Today marks the 44th anniversary of the 1970 plane crash that took the lives of 36 players on the Marshall University football team. WCHS reports that a noon ceremony on the Marshall campus in Huntington, West Virginia, honored the team members, coaches, and others who lost their lives in the crash of Southern Airways flight 932 on November 14, 1970. A total of 75 people died in the crash. Even now, almost half a century later, this plane crash remains one of the worst sports tragedies in American history.
The ill fated flight left Kinston, North Carolina, at 6:38 p.m., carrying most of the Marshall football team, coaches, and fans. The plane was headed for Huntington airport. The National Transportation Safety Board (NTSB) issued a report describing the events that led up to the crash.

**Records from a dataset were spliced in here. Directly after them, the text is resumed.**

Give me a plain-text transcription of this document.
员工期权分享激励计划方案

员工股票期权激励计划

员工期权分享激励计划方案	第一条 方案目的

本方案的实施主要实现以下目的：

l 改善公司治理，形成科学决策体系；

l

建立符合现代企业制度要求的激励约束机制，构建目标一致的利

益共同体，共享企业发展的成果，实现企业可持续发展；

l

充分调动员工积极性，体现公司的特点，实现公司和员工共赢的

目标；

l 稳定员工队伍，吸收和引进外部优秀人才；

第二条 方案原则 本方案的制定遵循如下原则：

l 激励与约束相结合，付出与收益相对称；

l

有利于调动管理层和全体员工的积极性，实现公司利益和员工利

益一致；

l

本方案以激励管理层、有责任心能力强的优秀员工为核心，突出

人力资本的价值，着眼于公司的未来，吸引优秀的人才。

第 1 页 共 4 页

“The flight, chartered to transport the Marshall University football team and boosters from Kinston, North Carolina, to Huntington, West Virginia, was attempting a nonprecision instrument landing approach to Runway 11 at the time of the accident. The crash occurred following impact with trees on a hill approximately 1 mile west of the runway threshold. The elevation of the broken trees at the initial impact site was approximately 922 feet m.s.l. (mean sea level)”
The cause of the crash was determined to be that the pilot allowed the plane to become too low on its final approach course. Observers on the ground reported that the plane appeared to be too low, but otherwise seemed normal. According to the NTSB, the pilot allowed the plane to descend lower than the “minimum descent altitude” for the approach. The reported weather at the time said that the ceiling was 1,100 feet above sea level (272 feet above ground at the airport). The instrument approach called for the pilot to break off the approach if the runway was not in sight by the time the plane had descended to 1,240 feet (412 feet above the ground). By descending lower than the minimum altitude, the pilot was in danger of colliding with obstacles or terrain, which is what happened.
Marshall’s annual ceremony to honor the victims of the plane crash is held at a memorial fountain in the middle of campus. Each year, a speaker who has a connection to the crash addresses the crowd. This year’s speaker was Tom Shoebridge. Shoebridge was 17 when his brother Ted, Marshall’s quarterback, was killed in the crash. After the speaker finishes his remarks, the fountain is turned off.
This Saturday, the current Marshall football team will honor the memory of those who died in the plane crash by wearing helmets with the number 75 on one side, as the team faces off against Rice.